CHARLESTON, W.Va. -- Shane Casdorph held out as long as he could before he finally took a shower Tuesday evening.
West Virginia American Water officials told his family they could use the water at their house in Kanawha City on Monday afternoon, but the licorice smell from last week's chemical leak was even stronger after they flushed their pipes longer than recommended.
Despite its cool temperature, the water Casdorph used made his skin feel hot after a four- or five-minute shower, he said.
"My ears were burning," said Casdorph, 24. "I've got red places on my feet and back and a red rash on my back."
Casdorph said he was hesitant to use the water at all because his mother had become sick the day before after she showered in it, although he said that might be because of a stomach virus.
"I don't feel sick or anything," he said. "I've eaten. I don't feel bad."
Now, Casdorph said, he wishes the water company had waited a while longer before allowing people to use the water again.
"I don't think it was handled properly," Casdorph said. "I think it was way too soon. I don't think they had very much information about it."
From 7 p.m. Monday -- hours after downtown and East End residents were told they could flush their pipes -- through 7 a.m. Wednesday, 101 people had gone to emergency rooms in the nine-county area with symptoms they attributed to the chemical, according to Dr. Rahul Gupta, chief officer for the Kanawha-Charleston Health Department.
Of those, 46 people had come to the ER between 7 p.m. Tuesday and 7 a.m. Wednesday, Gupta said.

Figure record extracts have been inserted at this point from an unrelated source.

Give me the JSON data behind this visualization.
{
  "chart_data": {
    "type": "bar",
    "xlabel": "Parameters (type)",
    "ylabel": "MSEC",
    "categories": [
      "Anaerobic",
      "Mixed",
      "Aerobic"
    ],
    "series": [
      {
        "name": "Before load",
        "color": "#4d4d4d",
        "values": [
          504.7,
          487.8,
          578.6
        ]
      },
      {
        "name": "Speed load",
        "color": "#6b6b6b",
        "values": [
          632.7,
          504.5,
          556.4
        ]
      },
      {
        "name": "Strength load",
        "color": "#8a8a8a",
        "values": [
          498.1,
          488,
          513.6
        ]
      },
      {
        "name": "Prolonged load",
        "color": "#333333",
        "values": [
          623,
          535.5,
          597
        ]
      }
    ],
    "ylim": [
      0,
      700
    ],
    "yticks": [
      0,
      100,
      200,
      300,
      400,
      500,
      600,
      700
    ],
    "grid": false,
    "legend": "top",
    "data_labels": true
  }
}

Their symptoms included skin and eye irritation, upset stomach, vomiting and diarrhea, Gupta said.
The odor from the chemical might cause problems in people who have allergies, migraines, asthma and other existing conditions, Gupta said. The emotional toll of the crisis also might be causing some people to have negative reactions, he said.
"We are seeing some cases that may be related to water coming back," Gupta said. "People need to understand that smells can trigger [reactions] . . . the water has been noted to be safe, per the water company. Having these symptoms -- reactions -- doesn't necessarily mean it's harmful. This is just something we're seeing. It, too, shall pass."
Dr. Richard Clapp, a professor emeritus at the Boston University School of Public Health, said it's not surprising that some people would be more sensitive to chemical exposure than others.
"That always happens," Clapp said. "There's always a range, and some people are more likely to have a reaction than others with the same exposure."
The water company waited until the chemical levels in the water were at 1 part per million or below. State officials have said the safe level is below 1 part per million, and cited the federal Centers for Disease Control and Prevention for that number. However, CDC officials referred questions about how they arrived at that number to West Virginia American Water.
Clapp said he doesn't know if the water company should have waited until the chemical levels were lower in the water than 1 part per million. However, he said, those who have symptoms and have no exposures to other chemicals should stop using the water for now.